Editorial

Why Does Croatia Have So Much Potential When Switzerland Has None?

By 23 October 2019

It is fast becoming the Croatian 'P' word. 

P for Potential. 

Croatia has so much potential. 

Croatian tourism has so much potential. 

Croatian medical tourism has so much potential. 

Everywhere you look, Croatia has potential, and nowhere more so than listening to government ministers and officials trying to be upbeat and justify whatever it is that they do all day. There is lots of potential, good times are just around the corner. 

Golf has great potential in Croatia, for example. It is why despite having a 7-year plan back in 2013 to build 30 new golf courses by 2020 with a sum total of zero started or even close to beginning to start that Croatia hosted no less than THREE golf tourism conferences this year alone. Although nothing has happened for years, the conferences gave us a great opportunity to talk about the potential of Croatia once again. 

Having spent rather more time than is perhaps healthy listening to government officials in recent months talking about the potential in sectors of Croatia's tourism, economy and other walks of life, I am coming to the conclusion that one of the biggest problems in Croatia these days is actually its potential. 

For it is used as a tool to hide the fact that nothing  - or nothing positive - is actually happening. 
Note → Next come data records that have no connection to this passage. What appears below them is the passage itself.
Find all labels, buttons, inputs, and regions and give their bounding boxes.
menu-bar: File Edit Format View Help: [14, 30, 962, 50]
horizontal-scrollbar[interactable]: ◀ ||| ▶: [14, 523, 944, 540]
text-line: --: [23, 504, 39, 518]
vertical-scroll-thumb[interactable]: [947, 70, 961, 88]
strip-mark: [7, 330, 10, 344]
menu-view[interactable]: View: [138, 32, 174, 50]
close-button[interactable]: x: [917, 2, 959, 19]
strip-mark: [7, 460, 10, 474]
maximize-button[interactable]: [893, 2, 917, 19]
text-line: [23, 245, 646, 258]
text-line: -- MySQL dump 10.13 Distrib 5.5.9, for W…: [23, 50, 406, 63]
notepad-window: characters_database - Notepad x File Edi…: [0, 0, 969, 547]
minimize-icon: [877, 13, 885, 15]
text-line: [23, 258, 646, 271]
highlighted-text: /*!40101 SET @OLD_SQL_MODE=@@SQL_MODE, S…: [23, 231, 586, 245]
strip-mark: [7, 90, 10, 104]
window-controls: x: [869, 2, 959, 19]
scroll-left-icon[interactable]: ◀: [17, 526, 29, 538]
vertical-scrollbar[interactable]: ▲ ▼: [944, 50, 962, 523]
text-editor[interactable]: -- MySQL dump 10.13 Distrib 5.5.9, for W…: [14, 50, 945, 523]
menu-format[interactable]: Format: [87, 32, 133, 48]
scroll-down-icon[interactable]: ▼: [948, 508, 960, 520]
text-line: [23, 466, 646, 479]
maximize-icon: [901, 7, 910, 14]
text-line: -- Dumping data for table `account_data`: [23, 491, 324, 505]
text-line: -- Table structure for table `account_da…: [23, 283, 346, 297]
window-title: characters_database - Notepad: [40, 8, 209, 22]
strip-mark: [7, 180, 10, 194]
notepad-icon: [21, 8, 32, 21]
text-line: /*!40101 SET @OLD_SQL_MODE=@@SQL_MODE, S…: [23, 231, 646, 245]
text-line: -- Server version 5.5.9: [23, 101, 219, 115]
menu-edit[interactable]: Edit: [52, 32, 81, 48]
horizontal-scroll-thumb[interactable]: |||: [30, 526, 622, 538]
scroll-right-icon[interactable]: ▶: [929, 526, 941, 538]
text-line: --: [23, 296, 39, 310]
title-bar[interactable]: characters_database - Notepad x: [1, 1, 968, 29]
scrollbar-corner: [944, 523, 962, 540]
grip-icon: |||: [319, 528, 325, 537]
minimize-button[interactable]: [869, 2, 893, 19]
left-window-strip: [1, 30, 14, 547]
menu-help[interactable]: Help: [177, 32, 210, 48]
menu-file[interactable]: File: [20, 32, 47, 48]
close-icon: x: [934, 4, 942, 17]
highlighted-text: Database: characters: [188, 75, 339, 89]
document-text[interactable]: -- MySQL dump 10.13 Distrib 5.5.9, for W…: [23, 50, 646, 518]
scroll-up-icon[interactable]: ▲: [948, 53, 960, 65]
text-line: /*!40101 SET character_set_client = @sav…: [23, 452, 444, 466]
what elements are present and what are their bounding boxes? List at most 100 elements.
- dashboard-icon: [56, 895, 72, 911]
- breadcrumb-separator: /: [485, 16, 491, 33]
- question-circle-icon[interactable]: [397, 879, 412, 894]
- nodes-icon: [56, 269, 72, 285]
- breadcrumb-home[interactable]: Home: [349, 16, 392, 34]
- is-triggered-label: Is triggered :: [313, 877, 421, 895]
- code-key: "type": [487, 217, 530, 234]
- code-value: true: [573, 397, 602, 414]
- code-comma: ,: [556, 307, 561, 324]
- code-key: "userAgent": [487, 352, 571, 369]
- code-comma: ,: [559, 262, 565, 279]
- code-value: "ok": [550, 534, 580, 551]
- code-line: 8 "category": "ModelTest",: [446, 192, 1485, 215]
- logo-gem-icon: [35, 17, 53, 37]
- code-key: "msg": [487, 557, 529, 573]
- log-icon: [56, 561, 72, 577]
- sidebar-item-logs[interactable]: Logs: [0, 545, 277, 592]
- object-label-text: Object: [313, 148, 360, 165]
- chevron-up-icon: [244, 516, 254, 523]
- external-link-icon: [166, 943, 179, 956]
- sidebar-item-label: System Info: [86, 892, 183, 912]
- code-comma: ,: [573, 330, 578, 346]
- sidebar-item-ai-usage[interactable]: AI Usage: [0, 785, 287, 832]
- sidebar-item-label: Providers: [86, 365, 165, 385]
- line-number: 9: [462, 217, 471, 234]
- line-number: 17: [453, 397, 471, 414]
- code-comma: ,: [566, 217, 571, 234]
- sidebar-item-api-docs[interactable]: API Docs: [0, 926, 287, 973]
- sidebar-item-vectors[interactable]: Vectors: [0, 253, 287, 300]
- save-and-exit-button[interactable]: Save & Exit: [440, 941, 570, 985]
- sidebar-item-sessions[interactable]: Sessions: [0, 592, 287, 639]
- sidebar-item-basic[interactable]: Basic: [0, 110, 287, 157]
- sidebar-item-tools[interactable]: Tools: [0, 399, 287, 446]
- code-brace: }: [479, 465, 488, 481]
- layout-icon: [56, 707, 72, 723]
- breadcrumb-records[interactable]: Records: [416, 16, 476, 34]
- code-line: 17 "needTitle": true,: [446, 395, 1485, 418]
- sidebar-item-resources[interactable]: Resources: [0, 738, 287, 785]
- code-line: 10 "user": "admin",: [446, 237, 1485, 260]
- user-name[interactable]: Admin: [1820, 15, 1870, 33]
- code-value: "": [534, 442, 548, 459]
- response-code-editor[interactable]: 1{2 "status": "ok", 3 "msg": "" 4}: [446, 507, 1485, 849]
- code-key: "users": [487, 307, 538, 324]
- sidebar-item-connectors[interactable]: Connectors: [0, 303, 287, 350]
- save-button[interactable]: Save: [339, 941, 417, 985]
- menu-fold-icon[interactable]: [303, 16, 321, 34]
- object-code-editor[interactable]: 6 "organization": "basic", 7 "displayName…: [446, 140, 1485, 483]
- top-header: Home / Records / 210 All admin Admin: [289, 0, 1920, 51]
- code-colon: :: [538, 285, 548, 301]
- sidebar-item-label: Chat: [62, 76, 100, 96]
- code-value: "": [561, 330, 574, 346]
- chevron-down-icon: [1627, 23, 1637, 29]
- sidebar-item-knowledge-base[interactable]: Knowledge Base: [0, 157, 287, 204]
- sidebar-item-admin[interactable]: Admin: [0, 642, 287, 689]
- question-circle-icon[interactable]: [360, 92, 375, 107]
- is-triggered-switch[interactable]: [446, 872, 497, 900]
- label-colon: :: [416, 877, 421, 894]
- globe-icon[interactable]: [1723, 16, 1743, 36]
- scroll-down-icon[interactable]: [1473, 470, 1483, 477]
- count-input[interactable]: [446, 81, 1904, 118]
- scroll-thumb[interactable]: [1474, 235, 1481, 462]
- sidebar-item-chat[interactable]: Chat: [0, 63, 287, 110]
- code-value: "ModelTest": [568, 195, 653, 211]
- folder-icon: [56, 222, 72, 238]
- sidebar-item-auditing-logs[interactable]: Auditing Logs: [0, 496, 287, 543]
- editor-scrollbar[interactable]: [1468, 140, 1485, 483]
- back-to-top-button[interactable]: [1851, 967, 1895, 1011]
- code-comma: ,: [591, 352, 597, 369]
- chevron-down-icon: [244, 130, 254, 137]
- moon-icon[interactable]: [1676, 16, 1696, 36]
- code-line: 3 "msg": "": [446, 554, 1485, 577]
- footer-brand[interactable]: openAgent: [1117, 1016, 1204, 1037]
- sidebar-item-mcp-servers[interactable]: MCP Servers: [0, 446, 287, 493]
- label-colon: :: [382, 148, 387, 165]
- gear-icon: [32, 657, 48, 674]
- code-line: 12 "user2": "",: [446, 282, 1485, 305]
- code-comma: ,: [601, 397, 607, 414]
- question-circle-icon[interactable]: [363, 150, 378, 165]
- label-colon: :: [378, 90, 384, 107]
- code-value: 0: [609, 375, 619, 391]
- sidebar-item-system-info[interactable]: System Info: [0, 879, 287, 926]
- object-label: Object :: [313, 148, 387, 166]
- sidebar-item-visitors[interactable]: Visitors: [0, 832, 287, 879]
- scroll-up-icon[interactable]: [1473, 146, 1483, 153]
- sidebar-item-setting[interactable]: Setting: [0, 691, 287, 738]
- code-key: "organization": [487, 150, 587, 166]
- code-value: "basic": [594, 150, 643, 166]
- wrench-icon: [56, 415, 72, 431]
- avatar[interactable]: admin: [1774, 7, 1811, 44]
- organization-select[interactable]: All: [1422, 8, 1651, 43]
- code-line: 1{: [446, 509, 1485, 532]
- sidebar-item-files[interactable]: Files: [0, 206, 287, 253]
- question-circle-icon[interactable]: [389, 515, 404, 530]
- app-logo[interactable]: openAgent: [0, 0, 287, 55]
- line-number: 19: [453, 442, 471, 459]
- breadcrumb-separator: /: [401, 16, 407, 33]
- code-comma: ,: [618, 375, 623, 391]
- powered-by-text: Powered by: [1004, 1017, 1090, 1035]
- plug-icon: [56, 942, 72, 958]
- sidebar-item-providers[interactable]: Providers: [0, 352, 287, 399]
I have used the example of golf before. Let me be clear that I am not advocating the building of golf courses in Croatia. I don't know enough about the issue to decide whether or not golf tourism is a winner or sensible strategy for Croatia. But presumably the bods who run Croatian tourism are convinced as it is in their strategy in a big way. 

Someone - I think Matija Babic - posted a question on Facebook some time ago asking why Croatia had so much potential when nobody ever talked about the potential of countries such as Switzerland. 

The answer, of course, is that where potential for something existed in countries such as Switzerland, some entrepreneur or ministry realised that potential to improve the country. Potential was converted into something concrete that could be touched, felt, and benefited from. 

Not in Croatia, for we live off potential and not concrete progress. 

Here is a quote from Assistant Minister of Tourism Robert Pende in 2007 at a golf conference in Brijiuni:

"One of the crucial, essential development projects is also the golf project, which has been part of the development strategy for a number of years, since 1999."

1999! In all that time only one golf course now in function has opened in Croatia. There were 30 planned in 2013, to be built by 2020, and presumably many more planned in strategic plans before that but never built. Mr. Pende is still the Assistant Minister and has so far attended no less than three golf tourism conferences in 2019 alone, where the potential of golf tourism is being lauded. 20 years of potential and nothing but potential to show for it - you wouldn't get that in Switzerland... 

By chance, Assistant Minister Pende was a panel speaker at the 3rd Adriatic Health, Sport and Tourism Investment Forum in Zagreb this week, where the potential of Croatia's medical tourism industry was one of the key discussion topics. After hearing about so much potential, it was rather refreshing - and somewhat unusual - to listen to something concrete -  Dr. Magdalena Rutkowska's excellent presentation on how Poland is developing its medical tourism identity using EU funds. Even more unusually for a conference in Croatia, there was time for questions to the panel from the floor. I raised my hand. 

"Assistant Minister, I have lived in your country for 17 years now and have heard one word more than any other when talking about developing Croatia's future - potential. Croatian tourism has so much potential, the medical tourism industry has so much potential etc. Medical tourism has been at the heart of your 2013 - 2020 medical tourism strategy for almost 7 years now. Putting the word 'potential' aside for a moment, and having listened to the excellent and very concrete example from Poland, can you give us any similar concrete examples of projects undertaken in that time, and what were the results?"

There was a short silence, followed by words, lots of words, including liberal use of the 'P' word, but no concrete examples that I or other delegates noticed when I asked others for their interpretations afterwards. 

But there is lots of potential. 

I am coming to the conclusion that one of the things that is slowly killing Croatia is its extraordinary potential. And I invite you to join me in a little experiment. The next time you hear someone talking about Croatia's potential in something, challenge them (and yourself) to come up with some concrete example of something that has been done to turn that potential into something more tangible. Especially if they are a government official. 

For only by stopping to hide behind Croatia's wonderful potential will we actually get to work and do something concrete. 

And who knows, maybe have something in common with Switzerland and be a land of no potential. 

I, for one, would welcome life without the 'P' word.